24863 – Per-track metadata for video and audio tracks

This is an archived snapshot of W3C's public bugzilla bug tracker, decommissioned in April 2019. Please see the home page for more details.

Bug 24863 - Per-track metadata for video and audio tracks

Summary: Per-track metadata for video and audio tracks

Status:	RESOLVED WORKSFORME

Alias:	None

Product:	HTML WG
Classification:	Unclassified
Component:	HTML5 spec (show other bugs)
Version:	unspecified
Hardware:	PC Linux

Importance:	P2 enhancement
Target Milestone:	---
Assignee:	This bug has no owner yet - up for the taking
QA Contact:	HTML WG Bugzilla archive list

URL:
Whiteboard:
Keywords:

Depends on:
Blocks:

Reported:	2014-02-28 16:03 UTC by Jon Piesing (HbbTV)
Modified:	2015-06-21 09:05 UTC (History)
CC List:	8 users (show)

See Also:

Attachments

Description Jon Piesing (HbbTV) 2014-02-28 16:03:48 UTC

This issue is raised on behalf of HbbTV - see http://www.hbbtv.org, an organisation specifying the use of web technologies in television receivers. HbbTV is in the process of adding the HTML5 video element to its specification. The current HbbTV specification uses the <object> element for presenting video in an HTML page.

The HbbTV specification based on the object element provides much richer set of information about videotracks and audiotracks than is found in HTML5. As well as kind, language and id that are in HTML5, some examples that are not included in HTML 5 include the following;
- encoding (e.g. AVC vs HEVC or HE-AAC vs Dolby vs DTS)
- number of audio channels (stereo vs 5.1 vs 7.1)
- whether the track is encrypted

Apps may use this information to decide what tracks to present. This is particularly critical for content streamed via MPEG DASH or pushed via the broadcast. In both cases the content provider may offer multiple video and audio tracks which have identical "kind" and "language" and differ only one of the above. Obviously the 'id' will be different between such tracks but enabling encoding/channels/encryption to be determined from the 'id' would likely introduce significant issues in many content providers workflow.

We have considered using the HTML5 extensions mechanisms to add properties to VideoTrack and AudioTrack but this is not popular among our members for a variety of reasons.

We would prefer to avoid having to explain to content providers that the video element can only be used for the simplest use-cases involving MPEG DASH and content pushed via the broadcast channel and that otherwise they must use the object element as defined in our current specification.

We would appreciate your feedback on whether there are other ways to expose this sort of information to apps. At what point in the future HTML5 process would it become possible to discuss adding additional properties to AudioTrack and VideoTrack?

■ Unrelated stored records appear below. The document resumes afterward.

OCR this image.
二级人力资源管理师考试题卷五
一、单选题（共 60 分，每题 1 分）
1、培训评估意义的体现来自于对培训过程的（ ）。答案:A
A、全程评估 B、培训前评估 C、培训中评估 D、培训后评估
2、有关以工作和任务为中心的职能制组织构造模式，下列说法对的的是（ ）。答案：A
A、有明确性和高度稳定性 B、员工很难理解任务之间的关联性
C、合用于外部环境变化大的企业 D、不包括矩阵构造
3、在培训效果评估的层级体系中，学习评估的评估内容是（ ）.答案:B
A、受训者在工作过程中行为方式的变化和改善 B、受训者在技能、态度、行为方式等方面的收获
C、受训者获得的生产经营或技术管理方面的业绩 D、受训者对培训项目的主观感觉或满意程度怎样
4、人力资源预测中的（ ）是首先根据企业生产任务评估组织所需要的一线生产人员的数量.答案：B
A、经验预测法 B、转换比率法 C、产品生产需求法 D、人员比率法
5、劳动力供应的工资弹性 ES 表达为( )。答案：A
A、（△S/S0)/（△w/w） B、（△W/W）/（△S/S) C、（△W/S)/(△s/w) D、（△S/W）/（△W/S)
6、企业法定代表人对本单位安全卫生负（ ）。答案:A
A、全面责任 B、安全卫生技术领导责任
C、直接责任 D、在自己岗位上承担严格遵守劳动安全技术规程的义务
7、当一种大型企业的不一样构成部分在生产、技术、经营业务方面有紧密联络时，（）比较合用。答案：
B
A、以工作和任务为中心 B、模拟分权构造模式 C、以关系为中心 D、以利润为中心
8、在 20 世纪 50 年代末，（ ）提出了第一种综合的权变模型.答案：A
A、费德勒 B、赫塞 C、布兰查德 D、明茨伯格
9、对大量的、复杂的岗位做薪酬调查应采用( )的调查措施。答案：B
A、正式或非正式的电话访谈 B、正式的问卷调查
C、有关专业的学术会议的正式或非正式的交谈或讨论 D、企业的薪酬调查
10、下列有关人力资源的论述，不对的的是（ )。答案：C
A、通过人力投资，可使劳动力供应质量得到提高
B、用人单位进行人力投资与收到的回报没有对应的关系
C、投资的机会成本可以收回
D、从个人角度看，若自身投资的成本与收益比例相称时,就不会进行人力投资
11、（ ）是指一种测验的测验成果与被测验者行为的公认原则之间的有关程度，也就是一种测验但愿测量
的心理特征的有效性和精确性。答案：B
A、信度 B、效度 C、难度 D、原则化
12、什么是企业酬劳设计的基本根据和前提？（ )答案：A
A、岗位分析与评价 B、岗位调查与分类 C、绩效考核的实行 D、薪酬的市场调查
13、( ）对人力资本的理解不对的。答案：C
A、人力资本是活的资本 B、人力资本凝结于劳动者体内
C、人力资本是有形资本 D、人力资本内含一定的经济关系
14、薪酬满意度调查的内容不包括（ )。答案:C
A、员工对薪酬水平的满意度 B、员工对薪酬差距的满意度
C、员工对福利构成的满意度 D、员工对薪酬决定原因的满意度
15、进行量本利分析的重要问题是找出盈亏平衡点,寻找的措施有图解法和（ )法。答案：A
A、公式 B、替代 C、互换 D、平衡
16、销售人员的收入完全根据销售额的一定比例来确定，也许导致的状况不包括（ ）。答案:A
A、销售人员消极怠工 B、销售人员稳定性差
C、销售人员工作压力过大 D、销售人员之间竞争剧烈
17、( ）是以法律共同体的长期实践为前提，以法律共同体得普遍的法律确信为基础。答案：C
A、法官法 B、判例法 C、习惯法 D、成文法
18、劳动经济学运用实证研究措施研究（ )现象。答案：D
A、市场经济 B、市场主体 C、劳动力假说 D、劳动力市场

Comment 1 Bob Lund 2014-02-28 16:50:54 UTC

The Inband tracks community group [1] is working to define proposals for addressing this and related issues. I encourage you to participate in the discussion [2].

Bob Lund

[1] http://www.w3.org/community/inbandtracks/
[2] http://lists.w3.org/Archives/Public/public-inbandtracks/

Comment 2 Silvia Pfeiffer 2014-03-10 07:23:10 UTC

(In reply to Jon Piesing (HbbTV) from comment #0)
> This issue is raised on behalf of HbbTV - see http://www.hbbtv.org, an
> organisation specifying the use of web technologies in television receivers.
> HbbTV is in the process of adding the HTML5 video element to its
> specification. The current HbbTV specification uses the <object> element for
> presenting video in an HTML page.
> 
> The HbbTV specification based on the object element provides much richer set
> of information about videotracks and audiotracks than is found in HTML5. As
> well as kind, language and id that are in HTML5, some examples that are not
> included in HTML 5 include the following;
> - encoding (e.g. AVC vs HEVC or HE-AAC vs Dolby vs DTS)
> - number of audio channels (stereo vs 5.1 vs 7.1)
> - whether the track is encrypted

If a Web developer needs such information about files, they can always add them to a list that they provide to the app (e.g. a JSON list of file name and these properties). Then, once the Web page is loaded on the client, they can check what the browser supports and pick the right file (e.g. what codecs via canPlayType(), and the Encrypted Media Extension via MediaKeys, see e.g. http://www.html5rocks.com/en/tutorials/eme/basics/).


> Apps may use this information to decide what tracks to present. This is
> particularly critical for content streamed via MPEG DASH or pushed via the
> broadcast. In both cases the content provider may offer multiple video and
> audio tracks which have identical "kind" and "language" and differ only one
> of the above.

If you're using DASH, the developer has to download the DASH manifest file first and gets all the information about encryption, number of channels, encoding, kind, id and language out of the manifest file. They can then make a decision which file to give to the UA to decode.

Note, however, that this doesn't mean that the UA will be able to decode that file, since different UAs support different formats. The developer will have to use the canPlayType() function to find out what the UA supports:
http://www.w3.org/html/wg/drafts/html/master/embedded-content.html#dom-navigator-canplaytype


> We have considered using the HTML5 extensions mechanisms to add properties
> to VideoTrack and AudioTrack but this is not popular among our members for a
> variety of reasons. 

Agreed. I am not convinced there is a need for an extension yet.


> We would prefer to avoid having to explain to content providers that the
> video element can only be used for the simplest use-cases involving MPEG
> DASH and content pushed via the broadcast channel and that otherwise they
> must use the object element as defined in our current specification.

Does what I explained above satisfy your use case?

Comment 3 Silvia Pfeiffer 2015-06-20 03:20:31 UTC

I'd be inclined to close this. There is a spec at http://dev.w3.org/html5/html-sourcing-inband-tracks/ .